CUDA available?  True
Device name:     NVIDIA GeForce RTX 4070 Ti


## 🏋️ Model Training
Use Bert to classify the data --  The training loop takes around 1min per epoch at current hyperparameters.

In [None]:
train(
    bert_classifier,
    input_ids_train,
    attention_mask_train,
    train_loader,
    criterion,
    optimizer,
    train_epochs
)

torch.save(bert_classifier.state_dict(), 'Bert_Classifier.pt')

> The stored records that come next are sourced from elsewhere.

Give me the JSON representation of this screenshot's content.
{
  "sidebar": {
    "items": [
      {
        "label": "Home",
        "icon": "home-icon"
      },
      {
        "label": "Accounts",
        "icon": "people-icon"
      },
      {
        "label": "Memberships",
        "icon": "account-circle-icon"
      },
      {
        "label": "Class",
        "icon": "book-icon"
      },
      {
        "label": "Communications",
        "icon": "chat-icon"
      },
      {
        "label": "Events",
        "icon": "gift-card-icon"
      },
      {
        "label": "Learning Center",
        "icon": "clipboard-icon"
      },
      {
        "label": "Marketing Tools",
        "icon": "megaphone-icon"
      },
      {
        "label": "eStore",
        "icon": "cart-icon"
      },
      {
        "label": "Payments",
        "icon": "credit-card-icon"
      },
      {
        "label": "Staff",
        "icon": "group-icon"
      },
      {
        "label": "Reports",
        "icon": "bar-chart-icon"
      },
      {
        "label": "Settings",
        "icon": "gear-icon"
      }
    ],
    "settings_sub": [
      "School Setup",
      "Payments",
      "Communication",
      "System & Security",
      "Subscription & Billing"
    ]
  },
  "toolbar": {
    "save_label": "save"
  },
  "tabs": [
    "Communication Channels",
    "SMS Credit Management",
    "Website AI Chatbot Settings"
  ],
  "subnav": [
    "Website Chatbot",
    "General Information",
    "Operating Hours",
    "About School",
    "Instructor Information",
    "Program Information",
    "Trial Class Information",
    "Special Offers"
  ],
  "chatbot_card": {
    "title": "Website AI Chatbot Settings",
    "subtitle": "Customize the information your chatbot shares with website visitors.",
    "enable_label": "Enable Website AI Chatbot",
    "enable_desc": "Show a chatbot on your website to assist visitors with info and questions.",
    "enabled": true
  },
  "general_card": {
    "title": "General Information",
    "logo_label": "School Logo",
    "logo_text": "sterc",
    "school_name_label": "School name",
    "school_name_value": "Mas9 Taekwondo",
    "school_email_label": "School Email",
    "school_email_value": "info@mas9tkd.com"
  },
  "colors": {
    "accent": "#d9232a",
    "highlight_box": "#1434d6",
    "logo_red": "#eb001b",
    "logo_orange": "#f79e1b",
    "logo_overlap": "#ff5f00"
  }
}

Epoch [1/20], Loss: 1.4273, Accuracy: 0.5319


## 💾 Load Trained Model

In [None]:
# Rebuild full model
bert_base = DualBertModel(config)
bert_classifier = BertClassifier(bert_model=bert_base, hidden_dim=64, output_dim=num_classes)

# Load the model state dict
bert_classifier.load_state_dict(torch.load("bert_classifier.pt", map_location=device))

# Move to device and set to eval mode
bert_classifier.to(device)
bert_classifier.eval()


## 🧪 Model Testing

In [None]:
bert_classifier.eval()
test(bert_classifier, test_loader, criterion, device, test_epochs)



## 📚 Conclusions

- A model can be successfully trained to classify questions by grade level in alignment with the Common Core State Standards (CCSS).

- Expanding the dataset with greater variety and sourcing material from a wider range of educational companies is likely to significantly improve model performance.

- Multiple rounds of testing with the current architecture consistently show an accuracy of approximately 70%.

- While the model is functional in its current form, further improvements in accuracy and confidence would be necessary before deployment in a professional or production environment.